That’s my take on it. Great for some stuff, not for others. Definitely any complex chords, we need curvature to not mute the other strings in the chord. I do think for single note playing flatter fingers are useful. Eric Johnson uses very flat fingers for his solos, yet his bends/vibrato are among the best in the business. I’d have to check his playing and see how he negotiates the change required when bends come up.

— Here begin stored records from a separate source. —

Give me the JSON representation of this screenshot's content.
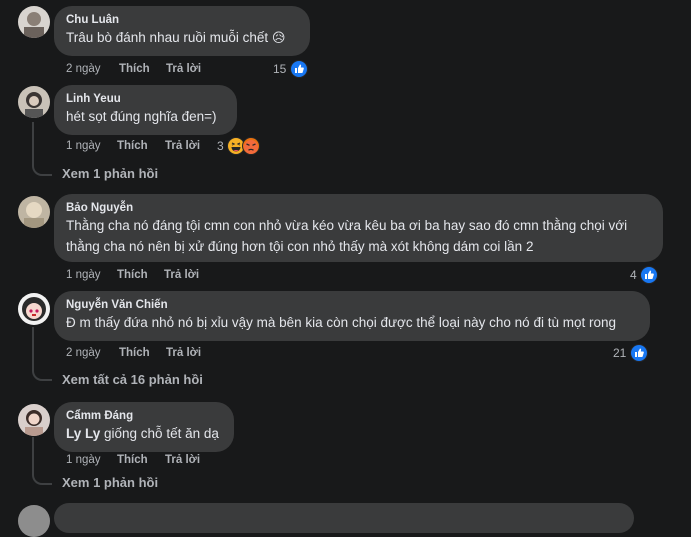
{
  "comments": [
    {
      "name": "Chu Luân",
      "text": "Trâu bò đánh nhau ruồi muỗi chết",
      "emoji": "😥",
      "time": "2 ngày",
      "like": "Thích",
      "reply": "Trả lời",
      "reactions": "15",
      "reaction_icons": [
        "like-icon"
      ]
    },
    {
      "name": "Linh Yeuu",
      "text": "hét sọt đúng nghĩa đen=)",
      "time": "1 ngày",
      "like": "Thích",
      "reply": "Trả lời",
      "reactions": "3",
      "reaction_icons": [
        "haha-icon",
        "angry-icon"
      ],
      "view_replies": "Xem 1 phản hồi"
    },
    {
      "name": "Bảo Nguyễn",
      "text_line1": "Thằng cha nó đáng tội cmn con nhỏ vừa kéo vừa kêu ba ơi ba hay sao đó cmn thằng chọi với",
      "text_line2": "thằng cha nó nên bị xử đúng hơn tội con nhỏ thấy mà xót không dám coi lần 2",
      "time": "1 ngày",
      "like": "Thích",
      "reply": "Trả lời",
      "reactions": "4",
      "reaction_icons": [
        "like-icon"
      ]
    },
    {
      "name": "Nguyễn Văn Chiến",
      "text": "Đ m thấy đứa nhỏ nó bị xỉu vậy mà bên kia còn chọi được thể loại này cho nó đi tù mọt rong",
      "time": "2 ngày",
      "like": "Thích",
      "reply": "Trả lời",
      "reactions": "21",
      "reaction_icons": [
        "like-icon"
      ],
      "view_replies": "Xem tất cả 16 phản hồi"
    },
    {
      "name": "Cẩmm Đáng",
      "mention": "Ly Ly",
      "text": " giống chỗ tết ăn dạ",
      "time": "1 ngày",
      "like": "Thích",
      "reply": "Trả lời",
      "view_replies": "Xem 1 phản hồi"
    }
  ],
  "colors": {
    "background": "#18191a",
    "bubble": "#3a3b3c",
    "like_blue": "#1877f2"
  }
}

Pulloffs…yeah. That’s gonna be hard. The “all hammers” legato technique that Marshall Harrison, Rick Graham et al use…probably possible and we’d get the needed dampening help that comes from flat fingers that’s so important. In this videos, I’d say Marshall’s fingers look pretty flat:
But, I guess that’s where the technical mumbo jumbo comes in, because I’d call this flat relative to the curved fingers classical guitarists have to use in the bulk of their playing. Maybe to someone else, Marshall’s fingers don’t look flat at all.
Same thing here, Rick’s fingers look flat-ish to me,
but that’s just “relatively” speaking. I don’t know I’ve ever seen anyone play with their fingers completely “straight” so, I don’t know how flat we’re talking here. The above 2 monsters don’t use what I’d call “curved” fingers though.
At any rate, there’s probably going to be very few times anything is useful in all situations.